Страница 17 из 20
И впрямь, бывает, что стиснут могучими задами и чреслами в обезличенной толпе и даже определить не в состоянии, кого же ты только что по недоразумению облапил и кто милостиво позволил себя легонько приласкать… А после, когда выберешься из этого скопления потных тел, оказываешься в недоумении, с кем же ты минутой раньше чуть не переспал? И холодея от нехорошего предчувствия, жадно осматриваешь разбегающихся по сторонам людей. И вдруг из хоровода симпатичных цыпочек, расталкивая их в нетерпении локтями, вываливается… Ну ладно, хорошо хоть, не мужик.

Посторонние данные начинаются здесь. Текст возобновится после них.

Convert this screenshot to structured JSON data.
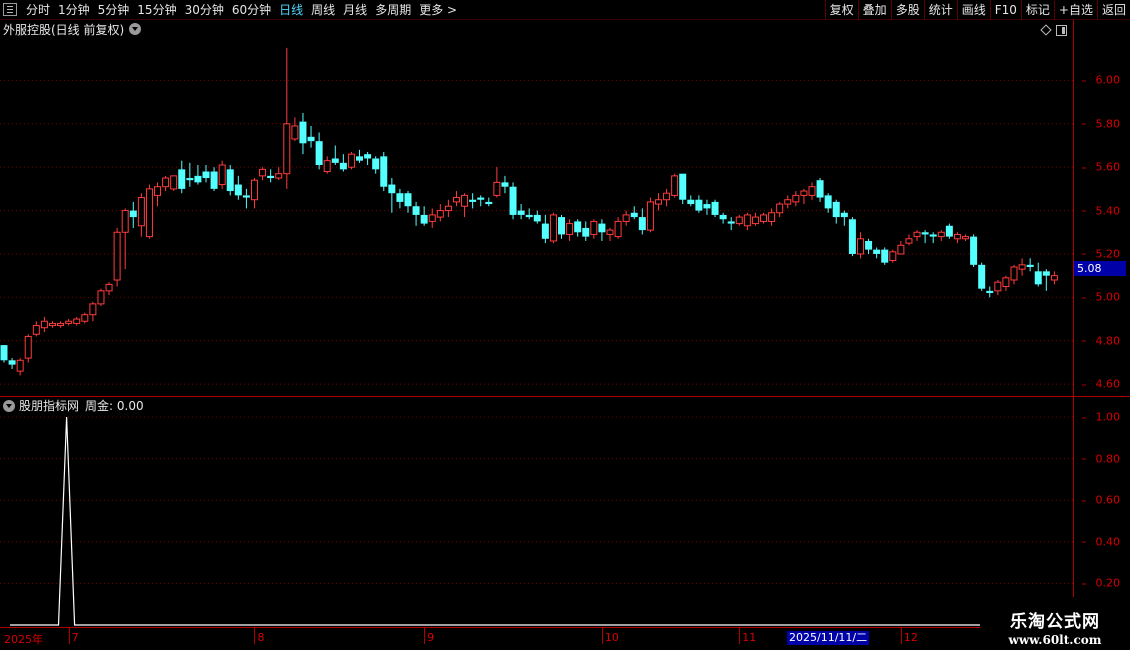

– Нет, отчего же. Я некоторых наших авторов очень уважаю, особенно из числа интеллектуальных дам, – милостиво пояснила мне Кларисса. При этом, глядя в зеркало, поправила причёску, как будто было там что-нибудь такое, что ещё стоило бы поправлять.
– Ну вот! Прикажешь мне плиссированную юбку нацепить и колготки фельдиперсовые с люрексом? – даже косвенные намёки на моё не вполне подходящее для того или иного случая происхождение всегда вызывали у меня решительный протест. Ну не женщина, не рафинированный интеллигент, не бывший партработник в Вологодской волости, так что же из того? Нельзя же только по национальным, идеологическим или же половым признакам заносить человека в разряд совершенно безнадёжных графоманов.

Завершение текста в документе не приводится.